People trust the NHS, and its values are protected and will remain so—paid for from general taxation, available to all, free at the point of delivery and based on need rather than the ability to pay. However, a system in which everyone is treated the same is not one that treats everyone as they should be treated. Our doctors and nurses often deliver great care, but the system does not engage and empower them as it should.
On the John Appleby point, does the Secretary of State accept that what he actually said was that the rate of deaths from heart disease would be better in Britain than in France by 2012, on current trends, even though France spends 28% more on its health service? Is not that a ringing endorsement of what is happening now rather than a prescription for blowing up the system as the Secretary of State suggests?

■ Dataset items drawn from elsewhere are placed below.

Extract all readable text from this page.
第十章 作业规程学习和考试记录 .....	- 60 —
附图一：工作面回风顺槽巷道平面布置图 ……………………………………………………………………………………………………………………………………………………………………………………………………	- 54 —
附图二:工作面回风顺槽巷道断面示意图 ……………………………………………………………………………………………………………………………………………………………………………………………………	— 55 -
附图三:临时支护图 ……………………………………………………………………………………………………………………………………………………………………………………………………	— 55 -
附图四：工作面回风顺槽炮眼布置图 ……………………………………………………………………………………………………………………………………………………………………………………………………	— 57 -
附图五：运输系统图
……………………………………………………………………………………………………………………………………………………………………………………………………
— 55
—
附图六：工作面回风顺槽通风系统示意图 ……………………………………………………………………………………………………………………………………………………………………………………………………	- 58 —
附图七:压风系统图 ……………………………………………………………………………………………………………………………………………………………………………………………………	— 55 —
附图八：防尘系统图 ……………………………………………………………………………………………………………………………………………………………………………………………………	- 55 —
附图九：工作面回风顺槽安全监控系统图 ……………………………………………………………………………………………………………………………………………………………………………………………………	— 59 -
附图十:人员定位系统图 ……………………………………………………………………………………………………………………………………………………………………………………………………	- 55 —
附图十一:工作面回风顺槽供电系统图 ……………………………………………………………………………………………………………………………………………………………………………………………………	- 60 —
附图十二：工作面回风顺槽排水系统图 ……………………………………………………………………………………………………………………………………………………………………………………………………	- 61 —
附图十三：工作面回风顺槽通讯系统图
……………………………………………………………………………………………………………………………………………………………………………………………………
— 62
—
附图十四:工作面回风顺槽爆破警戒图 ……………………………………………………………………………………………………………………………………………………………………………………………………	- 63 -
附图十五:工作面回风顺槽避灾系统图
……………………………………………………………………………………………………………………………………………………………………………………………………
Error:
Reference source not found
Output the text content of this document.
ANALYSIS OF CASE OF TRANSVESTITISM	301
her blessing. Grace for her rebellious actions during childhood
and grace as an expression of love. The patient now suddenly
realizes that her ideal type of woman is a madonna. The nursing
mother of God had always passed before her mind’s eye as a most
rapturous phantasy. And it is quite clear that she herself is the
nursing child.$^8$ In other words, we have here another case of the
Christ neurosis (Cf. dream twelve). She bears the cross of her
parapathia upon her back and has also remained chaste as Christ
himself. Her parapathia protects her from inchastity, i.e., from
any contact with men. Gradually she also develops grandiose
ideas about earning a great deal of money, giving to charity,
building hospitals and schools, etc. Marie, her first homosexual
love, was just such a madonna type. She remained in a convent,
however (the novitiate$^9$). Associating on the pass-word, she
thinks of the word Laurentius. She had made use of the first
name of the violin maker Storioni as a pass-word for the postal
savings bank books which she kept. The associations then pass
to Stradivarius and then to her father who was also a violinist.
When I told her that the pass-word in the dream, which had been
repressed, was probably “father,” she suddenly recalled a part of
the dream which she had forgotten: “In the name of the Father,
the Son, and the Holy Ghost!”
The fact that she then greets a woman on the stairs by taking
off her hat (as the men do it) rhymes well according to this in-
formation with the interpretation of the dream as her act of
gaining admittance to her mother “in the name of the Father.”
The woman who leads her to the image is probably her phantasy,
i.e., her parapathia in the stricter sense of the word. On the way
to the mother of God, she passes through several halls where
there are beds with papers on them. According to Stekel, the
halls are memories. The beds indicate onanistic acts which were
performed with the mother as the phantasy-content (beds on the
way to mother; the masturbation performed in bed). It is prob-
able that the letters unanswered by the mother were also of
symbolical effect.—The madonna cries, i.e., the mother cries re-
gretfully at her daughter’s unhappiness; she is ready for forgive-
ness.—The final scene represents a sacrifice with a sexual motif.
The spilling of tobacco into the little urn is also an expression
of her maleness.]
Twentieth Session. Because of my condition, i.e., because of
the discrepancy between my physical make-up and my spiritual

First, I have just answered the point about John Appleby. It is true in a number of respects, as I have made clear, that although there have often been improvements in the NHS, they have not been what they ought to have been. It was a Labour Prime Minister, back in 2001, who said that we must raise resources for the NHS to the European average, but he did not achieve results that compared with the European average.
Let me give the hon. Gentleman some examples. A recent National Audit Office report showed that as many as 600 lives a year could be saved in England if trauma care were managed more effectively. Too often, the latest interventions, which are routine in other countries, take too long to happen here. John Appleby used heart disease to illustrate his point. Primary PCI— percutaneous coronary intervention—using a balloon and stent as a primary intervention to respond to heart attack was proven to be a better first response years ago. I knew that because cardiologists across the country told me so several years ago. I remember a cardiologist at Charing Cross telling me, “I have a Czech registrar working for me who says that in the Czech Republic PCI as a response to a heart attack is routine, but it hardly ever happens in this country.” Since then, it has been better implemented in this country, but that started to happen only when the Department of Health gave permission for its adoption.
The same was true of thrombolysis for stroke. That happened too late in this country, after such changes had taken place in other countries, because health care professionals there were empowered to apply innovation to the best interests of patients earlier.